The diagram above shows a question “My VPN is not working”. The middle column shows a sample question in human language that can be used to trigger this question. The right most column shows the answer that a customer will be shown for this question. The left most column, 10 additional follow up options that will be shown to customers, in addition to the answer.

Each follow up option is a question on its own, and can have further follow up options. The diagram below shows some follow up questions.

Each follow-up is an independent question.

LUIS bot

LUIS is another service that is provided by Microsoft Azure. LUIS is also known as Language Understanding service. The main intent of this service is to understand Natural Language (both voice and text) and convert it into an intent or Entities. I will just explain these 2 concepts quickly.

Intents :- Intent is usually an object that maps to the action. When a customer lands on the bot, we need to understand what is the intent of this interaction. E.g., “Can you please switch on the light” or “Please remove darkness from this room” both can be mapped to an intent “SwitchLight”.

Entities :- Entities is exactly what you think it is. A predefined structure with some fields. LUIS helps us to extract entities from Natural language statement. Example :- Can you please book a meeting for tomorrow at 12:00 noon with John Papa. In this statement, we not only see customer’s intent but we also pick up values that are predefined for this entity.

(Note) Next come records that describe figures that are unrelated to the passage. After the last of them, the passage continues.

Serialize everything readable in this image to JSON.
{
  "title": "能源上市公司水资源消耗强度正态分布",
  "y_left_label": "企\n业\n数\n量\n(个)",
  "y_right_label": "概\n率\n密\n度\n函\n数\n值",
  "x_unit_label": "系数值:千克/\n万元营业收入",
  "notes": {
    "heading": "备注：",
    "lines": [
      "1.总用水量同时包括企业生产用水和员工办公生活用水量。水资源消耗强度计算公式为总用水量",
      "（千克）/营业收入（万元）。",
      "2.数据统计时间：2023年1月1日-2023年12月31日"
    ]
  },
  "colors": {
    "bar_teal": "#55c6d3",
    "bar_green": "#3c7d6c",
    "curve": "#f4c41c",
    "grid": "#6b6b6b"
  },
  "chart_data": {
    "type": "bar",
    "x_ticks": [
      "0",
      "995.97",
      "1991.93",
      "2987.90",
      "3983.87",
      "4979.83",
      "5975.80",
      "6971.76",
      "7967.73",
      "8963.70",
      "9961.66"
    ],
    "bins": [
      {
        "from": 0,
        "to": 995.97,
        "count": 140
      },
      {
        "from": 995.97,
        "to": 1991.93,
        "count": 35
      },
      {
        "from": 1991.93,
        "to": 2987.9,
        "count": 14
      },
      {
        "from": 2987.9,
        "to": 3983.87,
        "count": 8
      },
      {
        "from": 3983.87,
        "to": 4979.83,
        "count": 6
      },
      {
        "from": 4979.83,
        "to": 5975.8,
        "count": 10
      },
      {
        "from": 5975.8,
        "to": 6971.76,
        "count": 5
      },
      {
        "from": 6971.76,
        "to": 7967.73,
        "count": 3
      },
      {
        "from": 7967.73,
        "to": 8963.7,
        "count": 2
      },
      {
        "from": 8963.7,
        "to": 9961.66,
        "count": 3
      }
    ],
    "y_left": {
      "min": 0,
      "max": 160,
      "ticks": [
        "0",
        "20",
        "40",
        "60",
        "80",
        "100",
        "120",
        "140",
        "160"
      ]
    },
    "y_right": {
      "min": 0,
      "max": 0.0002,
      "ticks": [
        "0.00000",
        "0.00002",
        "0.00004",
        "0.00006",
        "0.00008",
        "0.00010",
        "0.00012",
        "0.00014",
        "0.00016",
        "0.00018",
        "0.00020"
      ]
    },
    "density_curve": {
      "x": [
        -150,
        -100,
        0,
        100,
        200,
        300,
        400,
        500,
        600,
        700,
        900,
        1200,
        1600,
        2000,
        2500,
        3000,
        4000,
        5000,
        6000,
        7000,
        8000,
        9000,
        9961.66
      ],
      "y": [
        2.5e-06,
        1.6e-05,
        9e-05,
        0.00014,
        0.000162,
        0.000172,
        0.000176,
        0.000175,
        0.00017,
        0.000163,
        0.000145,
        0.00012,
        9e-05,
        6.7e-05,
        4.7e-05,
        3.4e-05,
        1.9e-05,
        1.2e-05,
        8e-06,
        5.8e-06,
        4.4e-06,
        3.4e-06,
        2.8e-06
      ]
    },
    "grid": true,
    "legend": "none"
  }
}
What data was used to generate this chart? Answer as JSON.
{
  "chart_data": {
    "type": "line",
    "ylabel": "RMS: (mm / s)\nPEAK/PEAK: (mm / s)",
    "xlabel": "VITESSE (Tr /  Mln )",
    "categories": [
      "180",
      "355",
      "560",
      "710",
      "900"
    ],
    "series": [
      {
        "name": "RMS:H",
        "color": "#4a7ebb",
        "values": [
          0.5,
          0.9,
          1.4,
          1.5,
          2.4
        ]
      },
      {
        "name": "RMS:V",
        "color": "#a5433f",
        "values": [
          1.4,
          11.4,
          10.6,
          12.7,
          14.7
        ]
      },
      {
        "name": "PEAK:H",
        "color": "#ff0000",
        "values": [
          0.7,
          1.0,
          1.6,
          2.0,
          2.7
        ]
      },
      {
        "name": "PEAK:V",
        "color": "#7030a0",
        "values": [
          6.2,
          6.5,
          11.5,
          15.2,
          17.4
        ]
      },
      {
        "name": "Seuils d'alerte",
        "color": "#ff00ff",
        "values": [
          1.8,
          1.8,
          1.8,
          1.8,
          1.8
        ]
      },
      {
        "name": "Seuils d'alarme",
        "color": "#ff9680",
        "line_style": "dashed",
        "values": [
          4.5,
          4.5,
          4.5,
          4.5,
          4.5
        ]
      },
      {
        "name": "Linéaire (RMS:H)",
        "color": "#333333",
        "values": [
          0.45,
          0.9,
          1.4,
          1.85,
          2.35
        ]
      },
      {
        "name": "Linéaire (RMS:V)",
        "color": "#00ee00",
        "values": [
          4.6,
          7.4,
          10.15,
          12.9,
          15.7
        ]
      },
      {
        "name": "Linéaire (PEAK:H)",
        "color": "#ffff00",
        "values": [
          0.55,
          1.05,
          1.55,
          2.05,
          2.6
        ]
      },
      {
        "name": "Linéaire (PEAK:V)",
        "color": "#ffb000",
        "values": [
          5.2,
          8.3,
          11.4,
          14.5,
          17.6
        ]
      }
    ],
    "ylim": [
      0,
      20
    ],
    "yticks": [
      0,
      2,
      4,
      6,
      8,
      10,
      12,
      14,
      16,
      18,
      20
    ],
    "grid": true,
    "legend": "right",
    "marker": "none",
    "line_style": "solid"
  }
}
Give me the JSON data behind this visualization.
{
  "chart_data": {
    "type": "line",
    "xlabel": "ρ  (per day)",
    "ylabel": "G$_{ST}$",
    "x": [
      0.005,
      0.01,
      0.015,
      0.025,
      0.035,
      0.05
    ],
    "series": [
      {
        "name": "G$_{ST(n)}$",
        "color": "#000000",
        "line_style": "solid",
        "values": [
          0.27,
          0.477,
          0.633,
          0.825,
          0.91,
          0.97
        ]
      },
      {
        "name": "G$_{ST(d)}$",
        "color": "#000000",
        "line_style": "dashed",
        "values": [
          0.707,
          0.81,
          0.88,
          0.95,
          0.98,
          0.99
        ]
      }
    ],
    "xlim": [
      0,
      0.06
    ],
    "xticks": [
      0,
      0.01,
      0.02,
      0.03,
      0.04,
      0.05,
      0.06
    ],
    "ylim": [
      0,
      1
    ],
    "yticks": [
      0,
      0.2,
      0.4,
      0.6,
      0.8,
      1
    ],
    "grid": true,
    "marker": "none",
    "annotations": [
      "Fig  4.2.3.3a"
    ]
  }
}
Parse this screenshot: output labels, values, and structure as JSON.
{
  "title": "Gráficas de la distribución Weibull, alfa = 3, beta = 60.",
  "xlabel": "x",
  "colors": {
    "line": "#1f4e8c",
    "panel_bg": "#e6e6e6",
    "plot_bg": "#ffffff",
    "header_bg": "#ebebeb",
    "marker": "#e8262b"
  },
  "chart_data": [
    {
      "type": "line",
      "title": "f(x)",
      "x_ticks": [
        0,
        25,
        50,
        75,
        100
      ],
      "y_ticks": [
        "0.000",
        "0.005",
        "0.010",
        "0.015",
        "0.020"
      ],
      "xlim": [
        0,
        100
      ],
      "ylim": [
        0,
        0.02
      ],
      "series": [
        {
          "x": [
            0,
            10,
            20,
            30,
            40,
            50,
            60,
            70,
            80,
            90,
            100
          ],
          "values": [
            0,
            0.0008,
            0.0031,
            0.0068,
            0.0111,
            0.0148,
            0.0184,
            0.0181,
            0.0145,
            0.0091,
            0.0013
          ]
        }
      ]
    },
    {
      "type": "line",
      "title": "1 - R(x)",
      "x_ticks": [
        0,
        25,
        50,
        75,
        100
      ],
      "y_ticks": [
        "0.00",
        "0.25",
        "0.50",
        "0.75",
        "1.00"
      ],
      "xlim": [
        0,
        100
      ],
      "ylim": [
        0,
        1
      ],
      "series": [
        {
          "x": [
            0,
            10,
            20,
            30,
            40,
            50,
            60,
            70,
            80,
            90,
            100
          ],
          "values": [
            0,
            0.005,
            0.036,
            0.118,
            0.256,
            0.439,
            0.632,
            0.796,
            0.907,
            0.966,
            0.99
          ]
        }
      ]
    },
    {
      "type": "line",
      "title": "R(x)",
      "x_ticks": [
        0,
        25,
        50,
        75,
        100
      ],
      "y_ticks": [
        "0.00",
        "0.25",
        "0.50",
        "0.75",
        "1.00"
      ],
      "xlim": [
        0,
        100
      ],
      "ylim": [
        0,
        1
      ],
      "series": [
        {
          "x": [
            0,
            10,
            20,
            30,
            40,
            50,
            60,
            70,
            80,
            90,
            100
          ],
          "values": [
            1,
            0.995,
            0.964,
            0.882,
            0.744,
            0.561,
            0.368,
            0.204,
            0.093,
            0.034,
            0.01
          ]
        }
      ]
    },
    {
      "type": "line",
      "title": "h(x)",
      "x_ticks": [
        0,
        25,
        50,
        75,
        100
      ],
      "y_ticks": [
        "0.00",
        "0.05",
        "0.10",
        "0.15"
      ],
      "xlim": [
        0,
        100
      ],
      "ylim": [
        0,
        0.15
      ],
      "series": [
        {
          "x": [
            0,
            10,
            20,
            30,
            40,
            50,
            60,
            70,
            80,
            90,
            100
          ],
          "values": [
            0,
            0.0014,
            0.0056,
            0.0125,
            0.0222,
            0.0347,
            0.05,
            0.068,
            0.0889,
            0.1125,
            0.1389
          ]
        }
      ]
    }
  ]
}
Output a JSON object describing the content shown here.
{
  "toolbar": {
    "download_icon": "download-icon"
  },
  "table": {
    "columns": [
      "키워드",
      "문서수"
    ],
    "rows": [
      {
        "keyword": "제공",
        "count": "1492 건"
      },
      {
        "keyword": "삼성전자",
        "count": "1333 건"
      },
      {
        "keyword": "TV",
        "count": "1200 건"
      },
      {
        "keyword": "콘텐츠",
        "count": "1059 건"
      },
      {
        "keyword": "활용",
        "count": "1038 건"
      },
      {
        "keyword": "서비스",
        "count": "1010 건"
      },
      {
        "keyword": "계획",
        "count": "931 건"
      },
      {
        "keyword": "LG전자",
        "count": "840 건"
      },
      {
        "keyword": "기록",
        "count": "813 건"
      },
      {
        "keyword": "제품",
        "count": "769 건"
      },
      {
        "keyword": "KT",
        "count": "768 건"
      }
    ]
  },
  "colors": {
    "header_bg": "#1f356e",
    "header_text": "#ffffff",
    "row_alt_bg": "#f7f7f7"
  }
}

The main application of LUIS is to understand natural language out of more than 50 languages (yes Hindi and Punjabi are supported), and then provide Intent + Entities to our program.

Dispatch Tool

Dispatch is a tool to create and evaluate LUIS models used to dispatch intent across multiple bot modules such as LUIS models, QnA knowledge bases and others (added to dispatch as a file type).

Use the Dispatch model in cases when:

  1. Your bot consists of multiple modules and you need assistance in routing user’s utterances to these modules and evaluate the bot integration.
  2. Evaluate quality of intents classification of a single LUIS model.
  3. Create a text classification model from text files.

Summary

In this blog, we discussed what is a chat bot and what are the basic concepts of a chat bot. We also discussed some AI based tools that are available to add the much required AI functionality to our bot. We also learnt that how simple it is to enable different languages in our Bot.

So go ahead and Enhance your working style using the above information.